Quality of the evidence

The trial publication did not clearly report how the randomised list for allocating the participants to the two treatment groups was generated, therefore, we assessed this as having a high risk of bias. The reporting and analysis was based on only the total number pain events and not the number of people reporting pain episodes. It is unclear from this report how many participants were crossed over from TENS to 'sham' TENS treatment group. The first treatment may have an effect on the subsequent treatment and there is no clear data regarding the cross over process from one treatment group to the other. Hence we conclude that the trial has a high risk of bias and the results are hard to interpret.

Author(s)

Sudipta Pal, Ruchita Dixit, Soe Moe, Myron Anthony Godinho, Adinegara BL Abas, Samir K Ballas, Shanker Ram, Uduman Ali M Yousuf

Reviewer's Conclusions

Authors' conclusions

Implications for practice

To date we could identify only one randomised controlled trial using transcutaneous electrical nerve stimulation (TENS) for managing pain in people with sickle cell disease (SCD) and we are unable to conclude, with any confidence, that TENS is harmful or beneficial for managing pain in people with SCD.

Implications for research

The vaso‐occlusive pain crises and chronic pain conditions are the most common cause of suffering of people with SCD. Apart from pharmacotherapy, which has got its own limitations, evidence is also sought for non‐pharmacological interventions. TENS has been widely used as one of such interventions for pain relief in various conditions. The literature reviewed so far as well as the included trial in this review has shown no evidence of effect of TENS in managing pain in people with SCD. Although, the included trial has reported overall satisfaction with TENS among people with SCD, the quality of available evidence is judged to be of very low quality due to poor methodological and reporting issues. Future well‐designed RCTs are required to assess the effect of TENS on managing pain in this population.

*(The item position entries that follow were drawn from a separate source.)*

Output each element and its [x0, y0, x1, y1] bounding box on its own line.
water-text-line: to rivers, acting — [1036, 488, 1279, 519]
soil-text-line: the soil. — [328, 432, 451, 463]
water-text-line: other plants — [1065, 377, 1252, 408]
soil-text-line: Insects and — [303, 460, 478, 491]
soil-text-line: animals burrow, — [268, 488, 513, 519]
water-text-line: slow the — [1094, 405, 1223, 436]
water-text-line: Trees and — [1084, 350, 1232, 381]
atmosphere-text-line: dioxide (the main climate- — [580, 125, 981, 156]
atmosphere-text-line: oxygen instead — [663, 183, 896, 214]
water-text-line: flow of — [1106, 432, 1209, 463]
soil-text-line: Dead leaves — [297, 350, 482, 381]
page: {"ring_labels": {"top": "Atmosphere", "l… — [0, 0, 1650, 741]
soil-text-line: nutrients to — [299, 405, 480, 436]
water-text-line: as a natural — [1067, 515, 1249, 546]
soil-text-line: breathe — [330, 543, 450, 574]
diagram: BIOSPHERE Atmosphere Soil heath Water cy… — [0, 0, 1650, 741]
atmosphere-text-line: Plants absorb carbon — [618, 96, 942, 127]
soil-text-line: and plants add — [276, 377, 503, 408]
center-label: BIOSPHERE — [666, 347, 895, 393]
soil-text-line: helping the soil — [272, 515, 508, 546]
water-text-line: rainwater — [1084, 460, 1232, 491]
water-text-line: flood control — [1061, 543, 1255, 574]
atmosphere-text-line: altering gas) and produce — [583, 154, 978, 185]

Earlier studies have shown that the presentation of SCD pain manifestations varies in different age groups. Children have been seen to have longer pain‐free intervals than adults with SCD (Ballas 2012). Thus, to eliminate age as a confounding factor, further research on effect of TENS in managing pain in SCD should be analysed in subgroups related to age, e.g. among children and adults.

To date, research has shown that the methods to produce placebo or sham TENS do not produce the stimulation like the one produced by a standardised TENS machine. This makes the participant blinding ineffective if trial participants can identify the difference between the two (Sluka 2013). Further research may be justified in using a sham TENS machine that produces physical stimuli like a standardised TENS machine but does not produce any electrical impulse. Based on the recent advances in pathophysiology of acute painful crises in SCD (Ballas 2005), adequate analgesia along with other interventions for prevention of vaso‐occlusion given at the prodromal phase may abort the pain crises (Ballas 2012). Therefore, future research of TENS for managing pain in SCD may focus on the prodromal phase.

Aside from changes in pain intensity and analgesic usage, outcome measures should also include pain relief in terms of moderate (30% above baseline) or substantial (50% above baseline) according to the IMMPACT guidelines (Dworkin 2008). The included trial has reported ‘overall satisfaction’ for TENS. In future, overall satisfaction effects should be measured using a standardised scale like Patient Global Impression of Change (PGIC) or Acute Pain Management Service (APMS) which will be able to quantify the patient satisfaction making statistical inference possible. Assessment of effects of TENS on quality of life and activities of daily living should also be included in future research.